Trump, the 2025 model

By Atilio Borón on January 17, 2025

Protest against Trump in Oakland CA, January 20, 2017,  photo: Bill Hackwell

On Monday, January 20, 2025, Donald John Trump will be sworn in as the 47th president of the United States. There is a curious parallel that I cannot overlook: Trump, like Che, was born on June 14. In the tycoon’s case, 1946; Che in 1928. Of course, that’s where the similarities end. Trump is a sort of ultra-conservative “Rambo” -but a protectionist, much to Javier Milei’s chagrin- who has taken upon himself the mission of making the United States recover its world primacy as an empire. “To achieve peace by force” is one of the favorite phrases of his advisors in order to regain the predominance that the United States has retained since the end of World War II.

Che, on the other hand, was one of the greatest anti-imperialist fighters in history and a man of unsurpassed personal and political integrity. The New Yorker, on the other hand, is his perfect antithesis: a corrupt businessman to the core, an expert in fabricating bankruptcies and swindling naïve investors, and an incurable aficionado of sex renting and drug use. He arrives at the White House, to the eternal disgrace of his nation, having been found guilty of committing 34 crimes of various orders. A minimum sentence of four years in prison and a millionaire’s compensation was imposed. But in a display of disrespect for the law, the Manhattan judge, Juan M. Merchan, decided to forget about both and refrained from executing the sentence, thus enabling Trump’s entry into the White House. Those who remember remember that he is the first proven and sanctioned criminal to become president of the United States, a fact that eloquently demonstrates the depth of the process of putrefaction of the political and judicial order of that country.

Different time

The person who returns to the Oval Office is eight years older, a few months away from his 79th birthday. If before, in his first term (2017-2021), he was characterized by his arrogance, his disdain for dialogue and his racism, such traits became more pronounced as he aged. Already at the time he described some Latin American countries as “shit holes” and migrants as thieves, drug traffickers and rapists. Although it may seem impossible, today he has escalated this verbal virulence by preparing the ideological climate for the expulsion of millions of undocumented immigrants, something that, if carried out even to a minimal extent, would provoke a humanitarian crisis of enormous proportions.

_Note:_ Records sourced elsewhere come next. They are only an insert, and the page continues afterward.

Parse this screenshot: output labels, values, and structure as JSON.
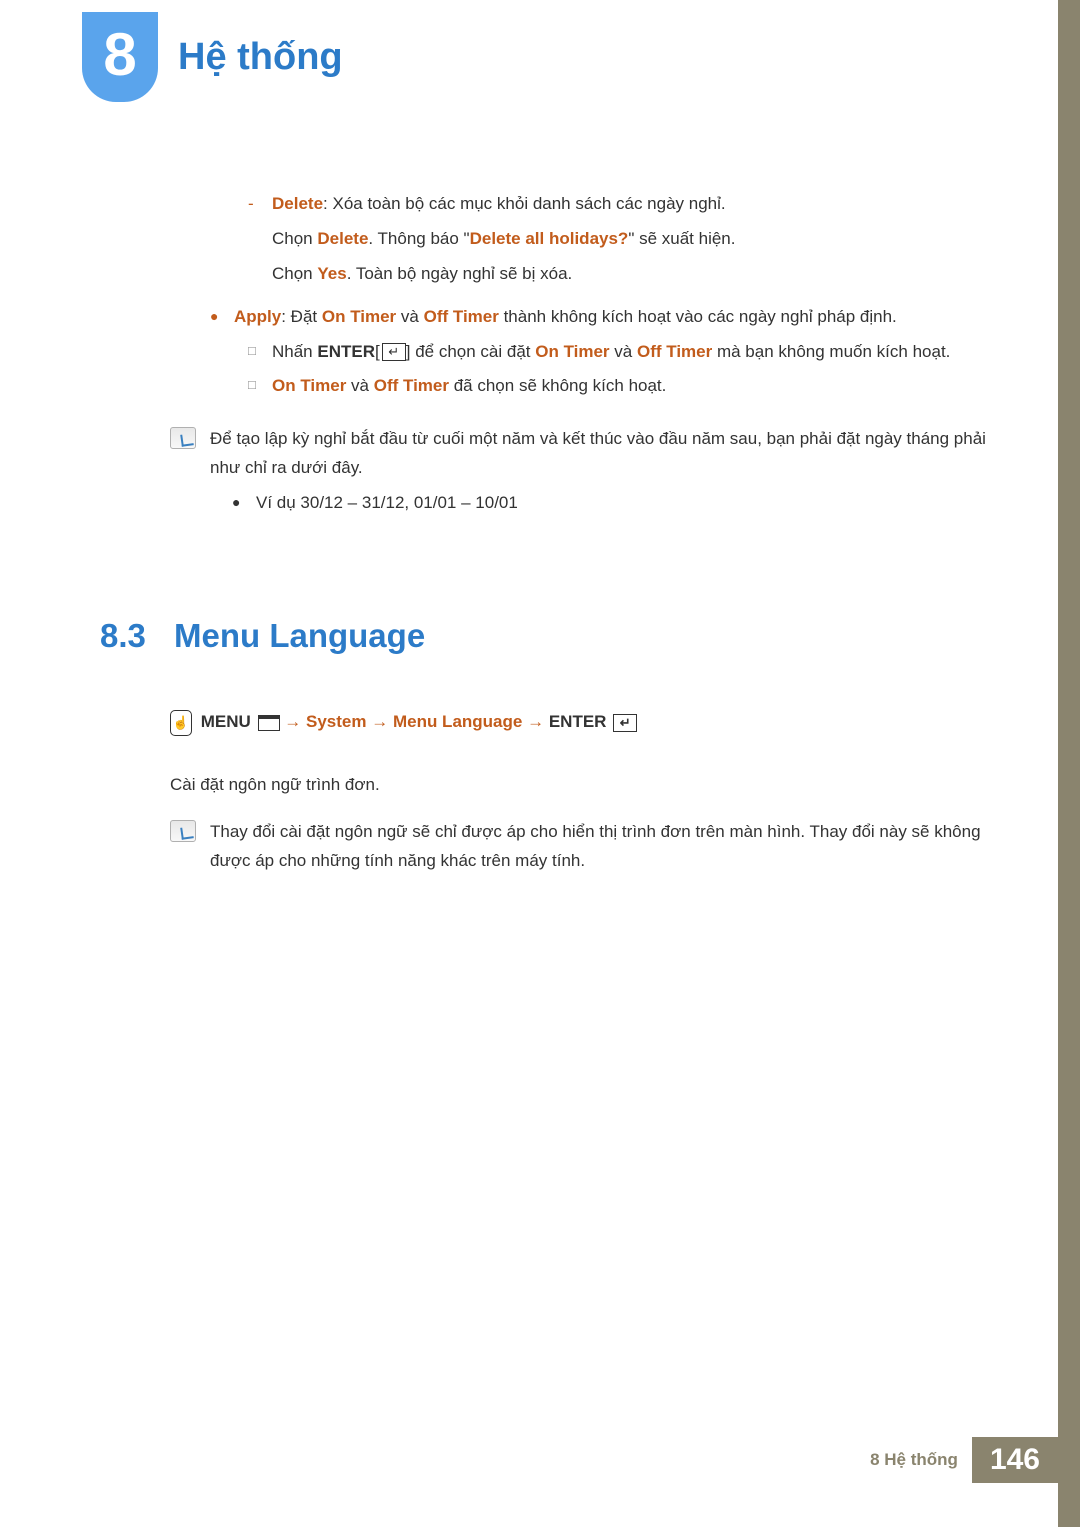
{
  "chapter": {
    "number": "8",
    "title": "Hệ thống"
  },
  "delete_block": {
    "label": "Delete",
    "desc": ": Xóa toàn bộ các mục khỏi danh sách các ngày nghỉ.",
    "line2_pre": "Chọn ",
    "line2_bold1": "Delete",
    "line2_mid": ". Thông báo \"",
    "line2_bold2": "Delete all holidays?",
    "line2_post": "\" sẽ xuất hiện.",
    "line3_pre": "Chọn ",
    "line3_bold": "Yes",
    "line3_post": ". Toàn bộ ngày nghỉ sẽ bị xóa."
  },
  "apply_block": {
    "label": "Apply",
    "pre": ": Đặt ",
    "on_timer": "On Timer",
    "mid1": " và ",
    "off_timer": "Off Timer",
    "post": " thành không kích hoạt vào các ngày nghỉ pháp định.",
    "sq1_pre": "Nhấn ",
    "sq1_enter": "ENTER",
    "sq1_mid1": " để chọn cài đặt ",
    "sq1_mid2": " và ",
    "sq1_post": " mà bạn không muốn kích hoạt.",
    "sq2_mid": " và ",
    "sq2_post": " đã chọn sẽ không kích hoạt."
  },
  "note1": {
    "text": "Để tạo lập kỳ nghỉ bắt đầu từ cuối một năm và kết thúc vào đầu năm sau, bạn phải đặt ngày tháng phải như chỉ ra dưới đây.",
    "example": "Ví dụ 30/12 – 31/12, 01/01 – 10/01"
  },
  "section83": {
    "num": "8.3",
    "title": "Menu Language",
    "nav_menu": "MENU",
    "nav_arrow": " → ",
    "nav_system": "System",
    "nav_menulang": "Menu Language",
    "nav_enter": "ENTER",
    "body": "Cài đặt ngôn ngữ trình đơn.",
    "note": "Thay đổi cài đặt ngôn ngữ sẽ chỉ được áp cho hiển thị trình đơn trên màn hình. Thay đổi này sẽ không được áp cho những tính năng khác trên máy tính."
  },
  "footer": {
    "label": "8 Hệ thống",
    "page": "146"
  }
}
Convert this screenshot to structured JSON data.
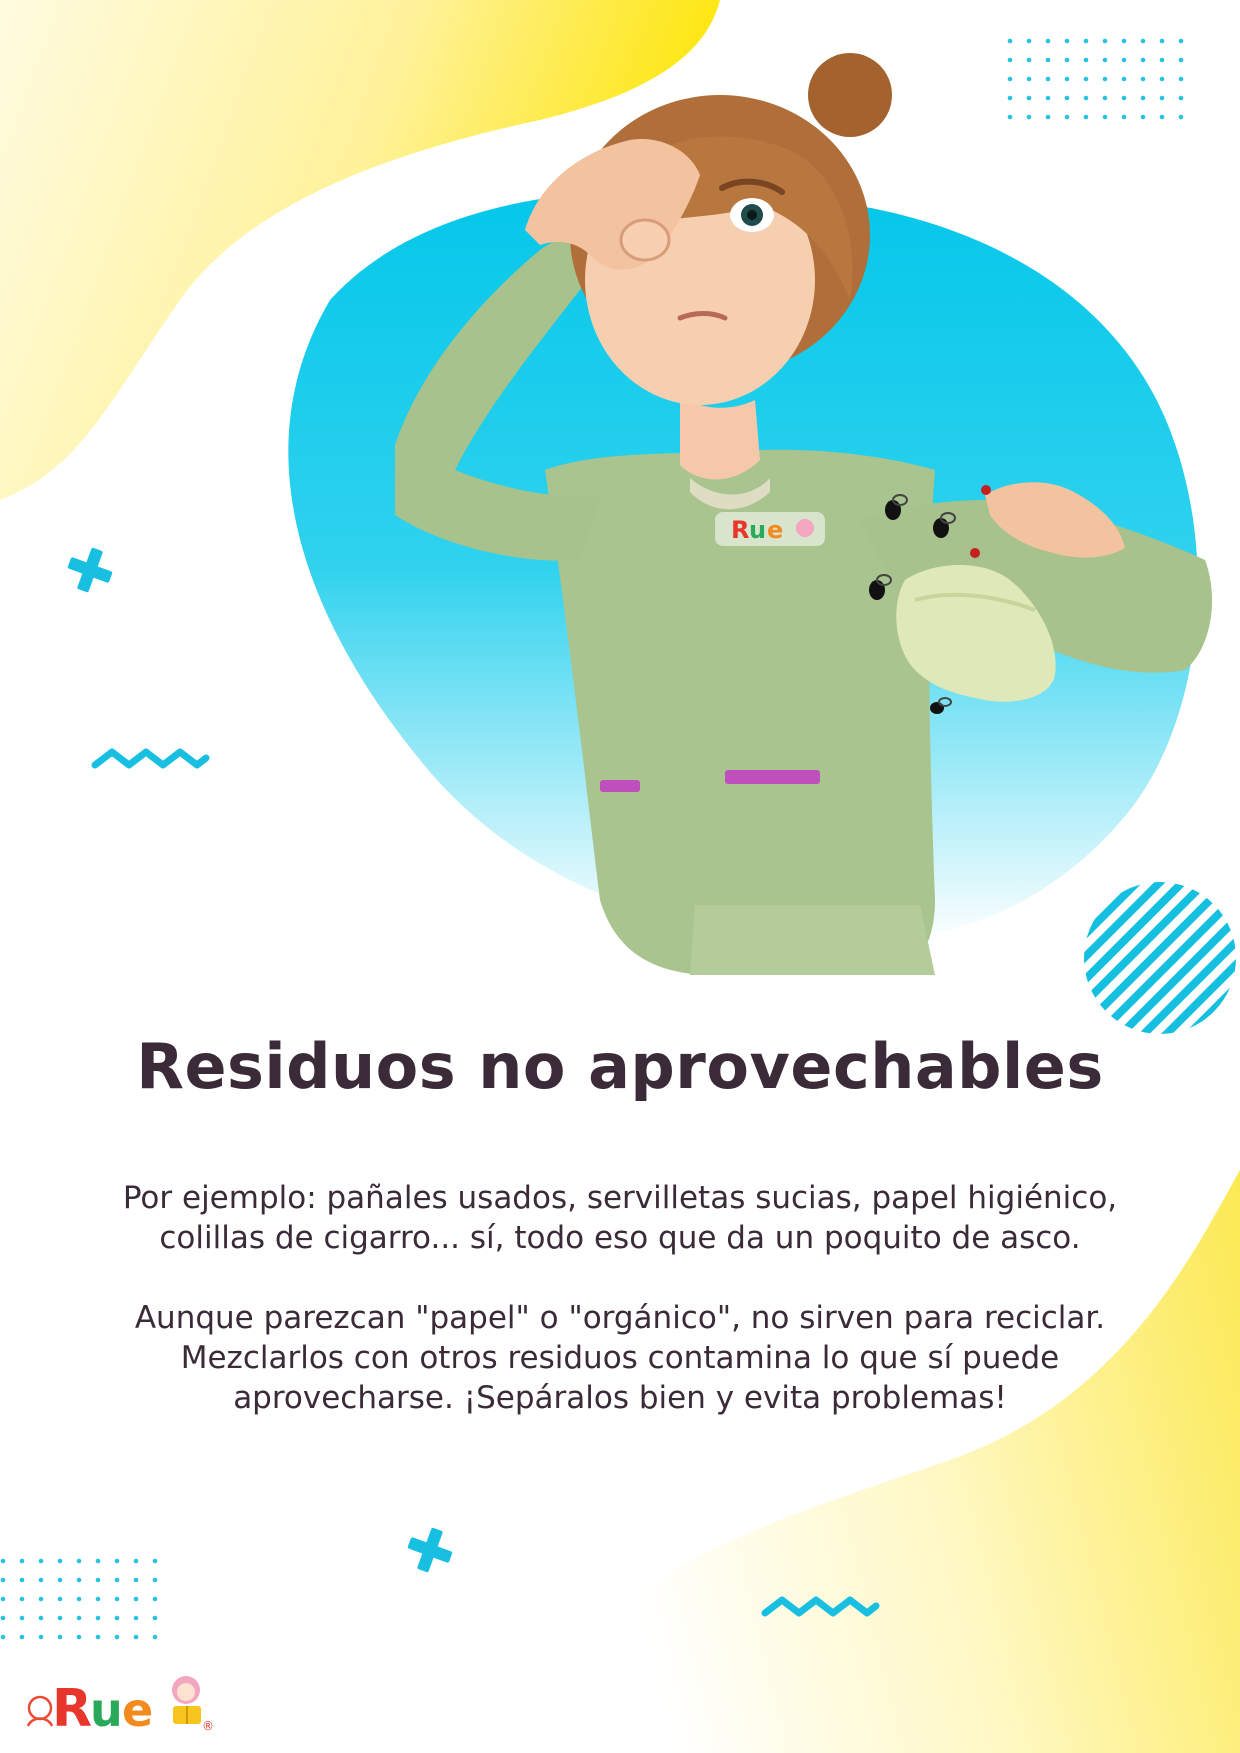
{
  "document": {
    "title": "Residuos no aprovechables",
    "paragraphs": [
      {
        "lines": [
          "Por ejemplo: pañales usados, servilletas sucias, papel higiénico,",
          "colillas de cigarro... sí, todo eso que da un poquito de asco."
        ]
      },
      {
        "lines": [
          "Aunque parezcan \"papel\" o \"orgánico\", no sirven para reciclar.",
          "Mezclarlos con otros residuos contamina lo que sí puede",
          "aprovecharse. ¡Sepáralos bien y evita problemas!"
        ]
      }
    ]
  },
  "brand": {
    "logo_text": "Rue",
    "registered_mark": "®"
  },
  "colors": {
    "title_text": "#3b2b38",
    "body_text": "#3b2b38",
    "cyan_accent": "#0fc6e6",
    "yellow_blob": "#fbe400",
    "shirt_green": "#a9c48e"
  }
}
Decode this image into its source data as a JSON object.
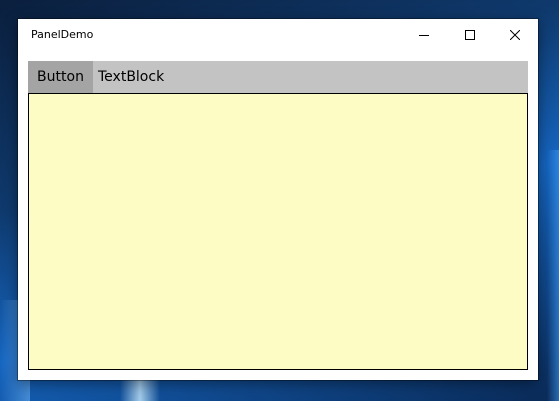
{
  "window": {
    "title": "PanelDemo"
  },
  "caption_buttons": {
    "minimize_icon": "minimize-icon",
    "maximize_icon": "maximize-icon",
    "close_icon": "close-icon"
  },
  "panel": {
    "button_label": "Button",
    "textblock_text": "TextBlock"
  },
  "colors": {
    "topbar": "#c3c3c3",
    "button_bg": "#a4a4a4",
    "content_bg": "#fcfcc4"
  }
}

But in addition to the risk that Trump could run the fate of Joe Biden and his senility, there is another element that makes his return to the White House much more dangerous: the cast that constitutes his first circle of advisors and executors of his policies is made up of aggressive hawks especially interested in precipitating a “regime change” in countries like Cuba, Venezuela and Nicaragua, and also in harassing China by manipulating Taiwan, in addition to being determined supporters of the policies of Zionism in Palestine. There are two key names in this murky environment: the future Secretary of State, Marco Rubio, and the Special Envoy for Latin America, Mauricio Claver-Carone. Both were born in Florida and are representatives of the anti-Castro mafia that, using the worst methods, dominates the politics of that crucial “swing state” whose votes can decide an election, as they did in 2000. On that occasion, the Democratic candidate Al Gore was the winner by popular vote on a national scale, but lost in the state of Florida where the judges, after a couple of months of examining a handful of votes and records of the districts with a majority of African Americans in that state, ruled that George Bush (Jr.) had won in Florida.

George’s brother, “Jeb”, happened to be governor of that state. With this background, little good can be expected from the Rubio-Claver Carone duo, born and raised in that mafia environment. It is known that Rubio has been dreaming for years of a repeat of the Bay of Pigs invasion and that Trump is enthusiastic about the idea of fighting drug trafficking in Mexico by bombing its territorial enclaves, especially in Sinaloa, with drones. But the world has changed a lot since Trump’s first presidency and today multi polarity is a stony reality. There are new and very powerful reconfigurations of power on an international scale – BRICS is just one of them – and the United States will not be able to do whatever Trump wants. That is why it seems unlikely that his inflammatory verbiage can be translated into concrete and lasting actions, beyond a few spectacular gestures. In any case, in a few weeks we will be able to test these hypotheses. In the meantime, the voice of order in Latin America and the Caribbean should be: “Be on guard!